Brain cortex study reveals hidden trick to supercharge neural networks
A simulation reverse-engineers how brain microcircuits optimize information flow for AI.
A team of researchers from Friedrich-Alexander-Universität Erlangen-Nürnberg (FAU) conducted a simulation-based reverse engineering study on cortical microcircuits to understand how biological neural networks optimize information flux — the mutual information between successive network states, considered critical for rich information processing. They modeled a simplified layer 5 cortical architecture featuring a densely connected core population embedded within a larger, sparsely connected supporting network. Surprisingly, they discovered that the embedding network exerts a pronounced flux-enhancing effect on the core, primarily through two mechanisms: generating effective biases that push core neurons into higher-entropy operating regimes, and supplying stochastic fluctuations that prevent the network from getting trapped in simple fixed-point or oscillatory attractors. This latter phenomenon, which they term "Recurrence Resonance," is a novel dynamical mechanism.
The team further demonstrated that the biological configuration is not the global optimum. By applying individually optimized biases to core neurons, they achieved information flux even higher than the biologically embedded case.
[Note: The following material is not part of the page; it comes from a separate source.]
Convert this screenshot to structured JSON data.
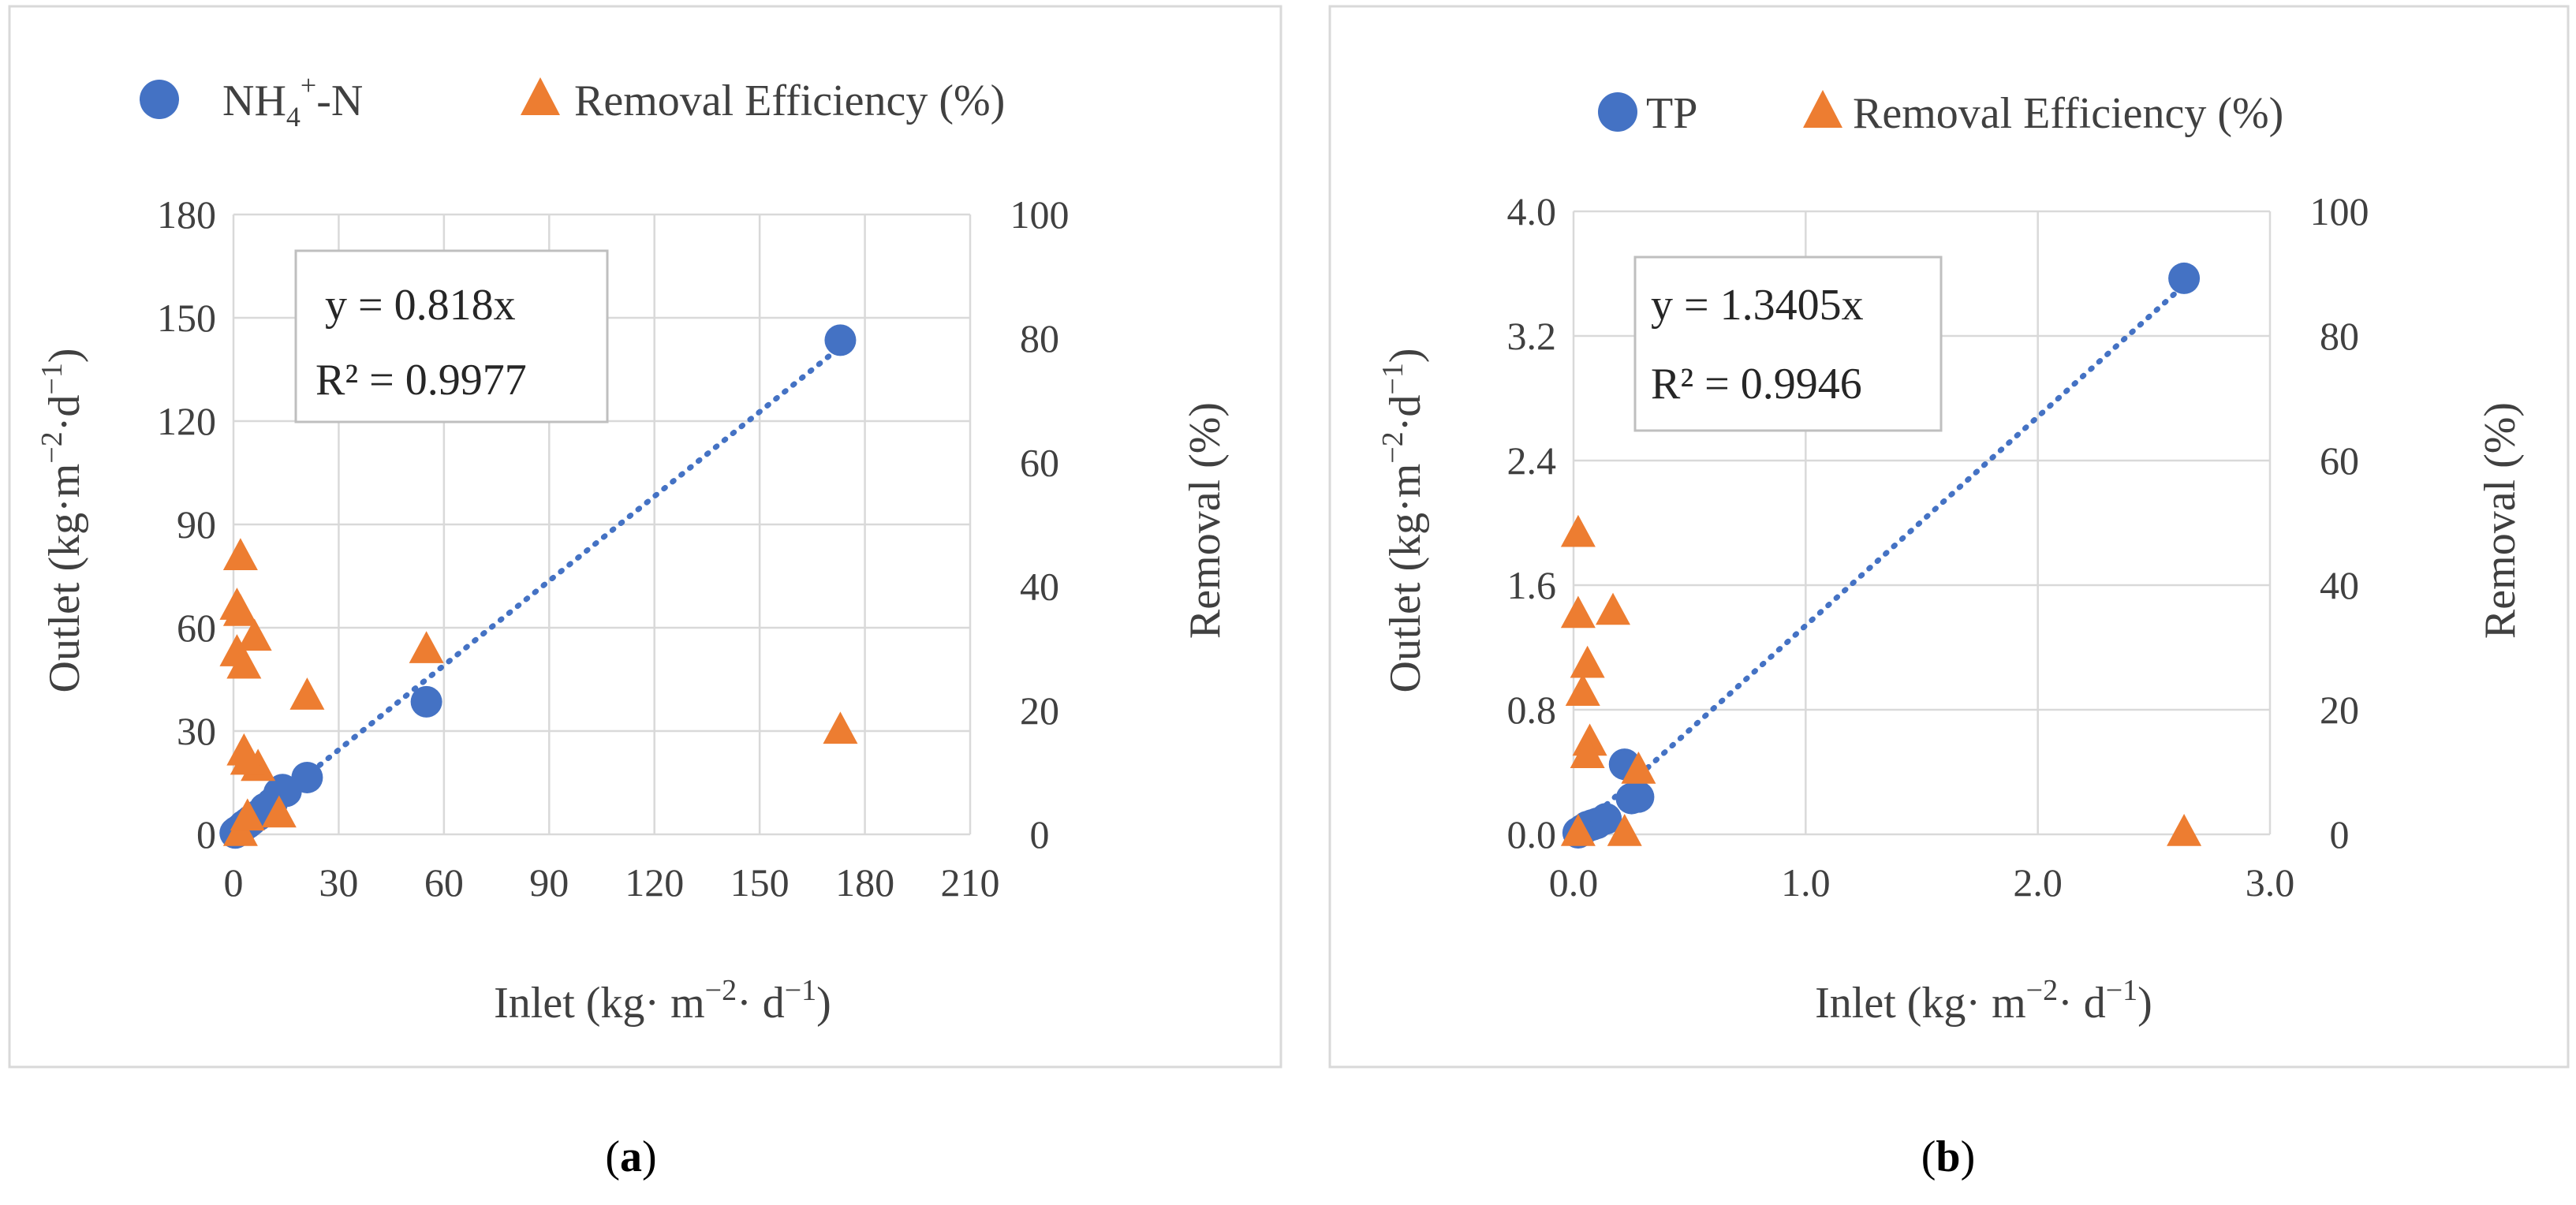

These optimal biases can emerge from a simple self-organization principle, suggesting a plausible evolutionary path. The findings have dual relevance: they provide functional insights into how cortical microcolumns process information, and they offer concrete design principles for artificial recurrent systems like reservoir computers. For AI practitioners, this suggests that introducing structured noise and bias modulation into recurrent neural networks could significantly boost computational capacity without increasing model size.
- Embedding network in cortical layer 5 microcolumns boosts information flux by generating entropy-increasing biases and stochastic fluctuations.
- New mechanism "Recurrence Resonance" prevents networks from falling into fixed-point or oscillatory attractors.
- Applying individually optimized biases to core neurons achieves higher flux than the biological default, with implications for reservoir computing.
Why It Matters
This study provides a concrete, biologically inspired recipe to boost information capacity in recurrent neural networks.